Start with an irrational rotation of the circle $f : S^1 \to S^1$, $f(z) = e^{2\pi i \theta}z$ where $\theta$ is irrational. This map $f$ is minimal.
Pick an orbit, say $A = \{z_n \mid n \in \mathbb Z\}$ where $z_n = e^{2 \pi i \theta n}$. Pick a bi-infinite convergent sequence of reals $(\ell_n)_{n=-\infty}^\infty$, $\sum_{n=-\infty}^\infty \ell_n = 1$.
You then cut open $S^1$ at each point $e^{2\pi i \theta n} \in A$, and insert an open interval $I_n$ of length $\ell_n$ between the resulting two points (Milnor explains what happens with those two points carefully). The resulting space $X$, with the obvious circular ordering, is homeomorphic to the circle. The union of the open intervals $I_n$ is an open subset $W \subset X$, and its complement $X-W$ is a Cantor set.

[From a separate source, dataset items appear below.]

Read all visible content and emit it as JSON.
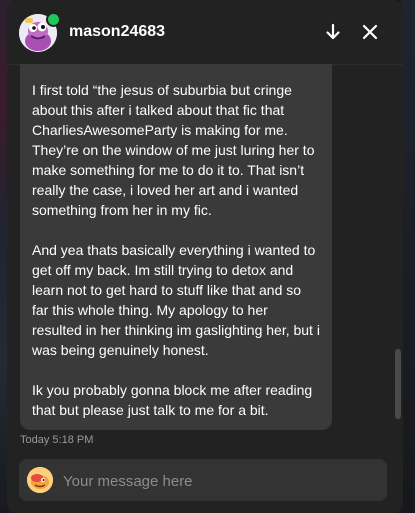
{
  "header": {
    "username": "mason24683",
    "online": true,
    "avatar_icon": "cartoon-character-avatar",
    "actions": {
      "scroll_down_icon": "arrow-down-icon",
      "close_icon": "close-icon"
    }
  },
  "messages": [
    {
      "paragraphs": [
        "I first told “the jesus of suburbia but cringe about this after i talked about that fic that CharliesAwesomeParty is making for me. They’re on the window of me just luring her to make something for me to do it to. That isn’t really the case, i loved her art and i wanted something from her in my fic.",
        "And yea thats basically everything i wanted to get off my back. Im still trying to detox and learn not to get hard to stuff like that and so far this whole thing. My apology to her resulted in her thinking im gaslighting her, but i was being genuinely honest.",
        "Ik you probably gonna block me after reading that but please just talk to me for a bit."
      ],
      "timestamp": "Today 5:18 PM"
    }
  ],
  "composer": {
    "placeholder": "Your message here",
    "value": "",
    "avatar_icon": "own-avatar-icon"
  },
  "colors": {
    "window_bg": "#222222",
    "bubble_bg": "#3a3a3a",
    "online": "#1ec95c",
    "input_bg": "#333333"
  }
}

You then define $\tilde f : X \to X$ to be the homeomorphism that takes each $I_n$ to $I_{n+1}$ by the obvious similarity map of expansion factor $\ell_{n+1} / \ell_n$. This map $\tilde f$ is not minimal, because the union of the $I_n$'s is a wandering set. Also, the map $X \mapsto S^1$ which collapses (the closure of) each $I_n$ back to the point $z_n$ is a semiconjugacy from $\tilde f$ to $f$.
As a side note, the map $\tilde f$ takes the Cantor set $X-W$ to itself, and the restricted map $\tilde f : X-W \to X-W$ is minimal.